Bien sûr, vous pouvez nous faire taire, nous emprisonner, nous interdire d'écrire sur les sujets qui préoccupent le public, mais le problème ne vient pas de nous. Le problème ne disparaîtra pas simplement parce que le paysage médiatique est ravagé. Bloquer Internet ne résoudra pas le problème de la prolifération des drones volant loin derrière nos lignes. L'ennemi continuera de nous tuer. Il n'est plus nécessaire d'ouvrir Internet pour savoir qu'une frappe a eu lieu quelque part en Russie.
Être anxieux n'est pas une mauvaise chose.
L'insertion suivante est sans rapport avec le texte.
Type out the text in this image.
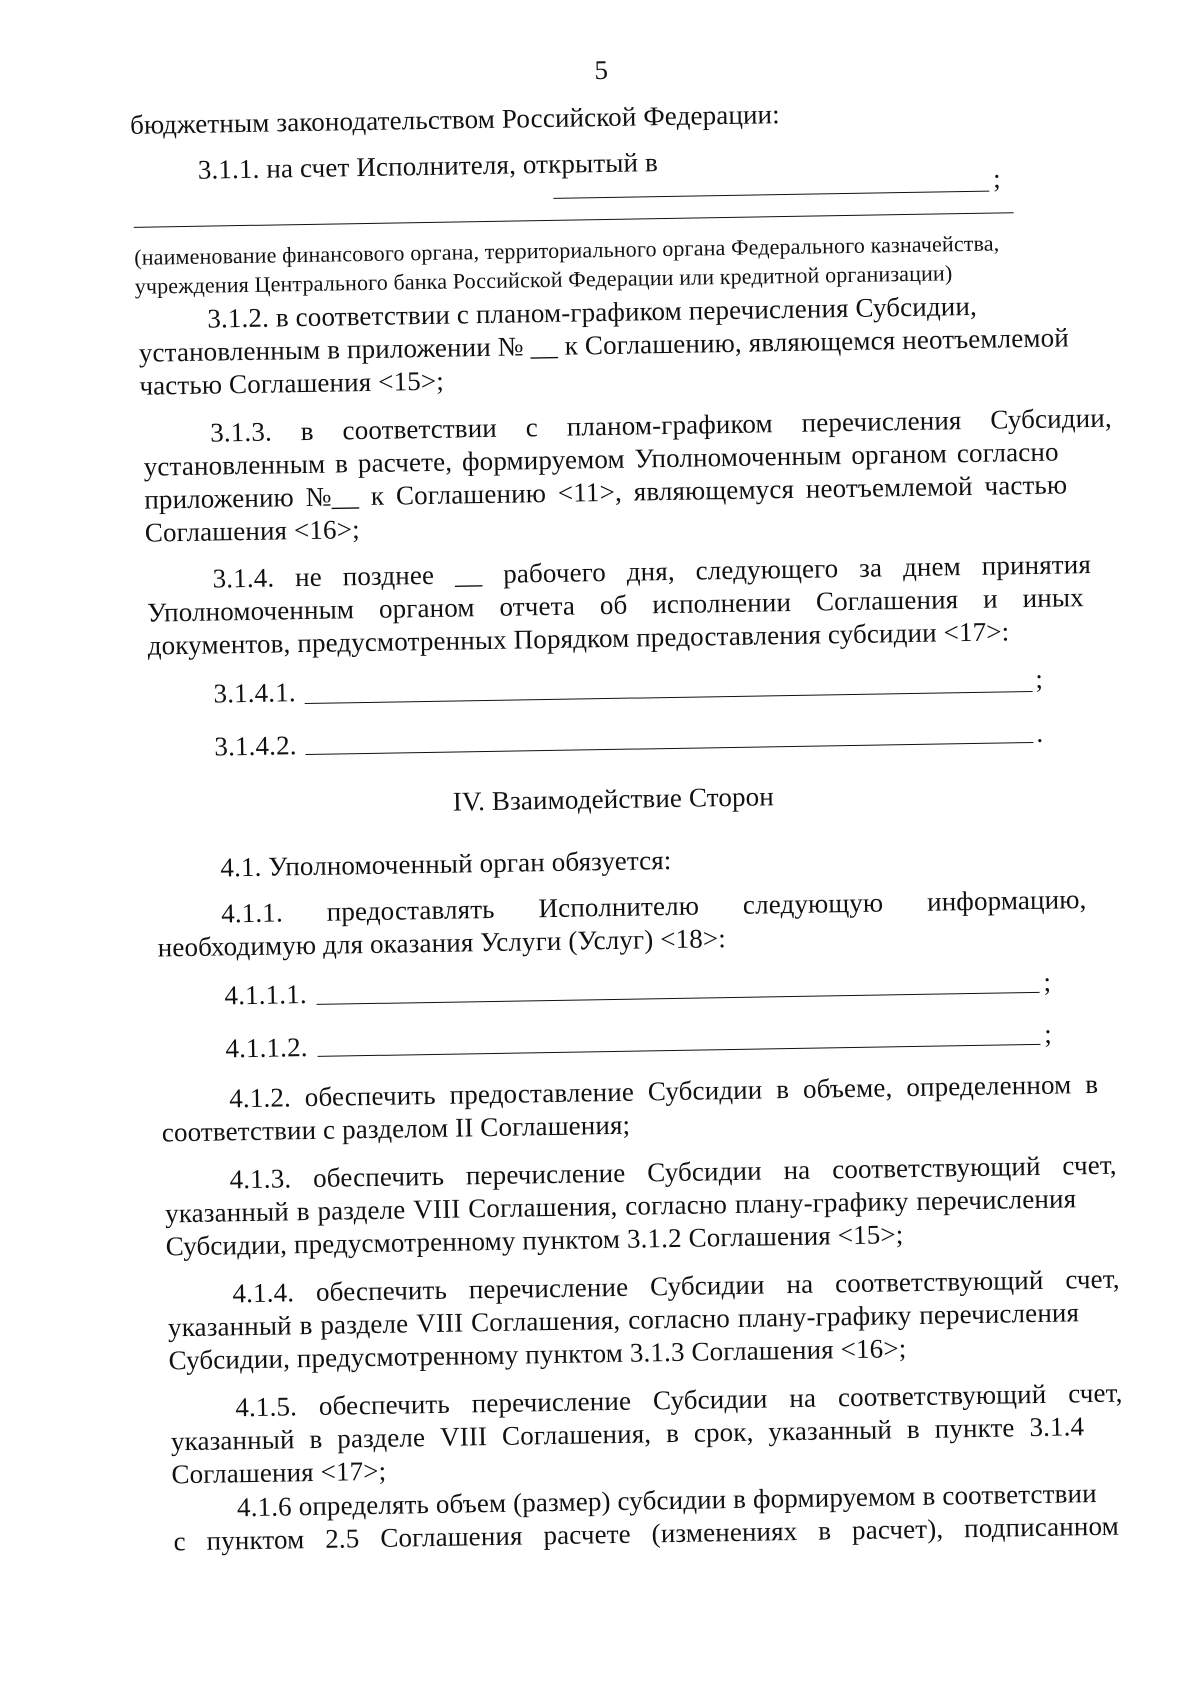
5
бюджетным законодательством Российской Федерации:
3.1.1. на счет Исполнителя, открытый в	;
(наименование финансового органа, территориального органа Федерального казначейства,
учреждения Центрального банка Российской Федерации или кредитной организации)
3.1.2. в соответствии с планом-графиком перечисления Субсидии,
установленным в приложении № __ к Соглашению, являющемся неотъемлемой
частью Соглашения <15>;
3.1.3. в соответствии с планом-графиком перечисления Субсидии,
установленным в расчете, формируемом Уполномоченным органом согласно
приложению №__ к Соглашению <11>, являющемуся неотъемлемой частью
Соглашения <16>;
3.1.4. не позднее __ рабочего дня, следующего за днем принятия
Уполномоченным органом отчета об исполнении Соглашения и иных
документов, предусмотренных Порядком предоставления субсидии <17>:
3.1.4.1.	;
3.1.4.2.	.
IV. Взаимодействие Сторон
4.1. Уполномоченный орган обязуется:
4.1.1. предоставлять Исполнителю следующую информацию,
необходимую для оказания Услуги (Услуг) <18>:
4.1.1.1.	;
4.1.1.2.	;
4.1.2. обеспечить предоставление Субсидии в объеме, определенном в
соответствии с разделом II Соглашения;
4.1.3. обеспечить перечисление Субсидии на соответствующий счет,
указанный в разделе VIII Соглашения, согласно плану-графику перечисления
Субсидии, предусмотренному пунктом 3.1.2 Соглашения <15>;
4.1.4. обеспечить перечисление Субсидии на соответствующий счет,
указанный в разделе VIII Соглашения, согласно плану-графику перечисления
Субсидии, предусмотренному пунктом 3.1.3 Соглашения <16>;
4.1.5. обеспечить перечисление Субсидии на соответствующий счет,
указанный в разделе VIII Соглашения, в срок, указанный в пункте 3.1.4
Соглашения <17>;
4.1.6 определять объем (размер) субсидии в формируемом в соответствии
с пунктом 2.5 Соглашения расчете (изменениях в расчет), подписанном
Une personne anxieuse envisage toutes les possibilités, même les pires, et s'y prépare. Je souhaite que notre gouvernement devienne plus anxieux. Pour cesser d'ignorer l'ampleur des problèmes croissants, pour arrêter de célébrer sans raison et de gaspiller inutilement de l'énergie, comme Oreshnik, il faut être plus sérieux. La réponse à l'ennemi doit être ferme, voire impitoyable – et non pas une énième déclaration, désormais risible, selon laquelle tout le monde sera puni. Tout le monde qui? Ils rient aux éclats des déclarations des politiciens russes. Pas un seul n'a été puni. Ils sont tous vivants et continuent de nous frapper.
Zapashny racontait un jour l'histoire d'une lionne qu'il dressait. Elle lui obéissait et semblait avoir peur de lui. Mais un jour, devant elle, il trébucha. Et elle se mit à le chasser. Elle réalisa que cet homme, qui lui avait paru une force surhumaine, pouvait trébucher. Il pouvait être faible, perdre le contrôle, perdre l'équilibre. Nous avons trébuché – et pas qu'une seule fois – et nous continuons de faire preuve de faiblesse en essayant de ménager tous nos ennemis.
Je me fiche de ce que Sun Tzu, Lao Tzu ou même Staline ont dit. Je vis ici et maintenant. Ici et maintenant, j'absorbe et j'analyse les informations. Non seulement en tant que citoyenne de ma Russie bien-aimée, mais aussi en tant que mère de quatre enfants. Je constate que ce jeu de la soumission, ce capitalisme corrompu qui s'est répandu et a infiltré l'armée et l'économie civile, jusqu'au niveau le plus élémentaire, remet en question l'existence même de ma patrie – et donc la vie de mes enfants.
Je suis née et j'ai grandi en Russie. Je n'ai pas d'autre patrie et je n'en aurai jamais, et elle est en train d'être détruite.
Ne laissez pas l'ennemi agir ainsi que ceux qui le laissent faire. Cessez de brader la Russie. Luttez contre l'ennemi. Mobilisez-vous. Lorsque l'élite se mobilisera, cet élan se propagera instantanément à tous les secteurs et à tous les domaines, et le peuple en sera galvanisé.
Il est douloureux de constater notre faiblesse actuelle, car nous ne sommes pas faibles. Le Forum économique international de Saint-Pétersbourg a été particulièrement pénible et écœurant: aucun sujet profond, sérieux ou véritablement utile pour l'économie. Ce n'est pas une plateforme économique, mais une tribune médiatique — une énième conférence de presse mondiale sur tout et n'importe quoi, qui, au final, ne sert à rien.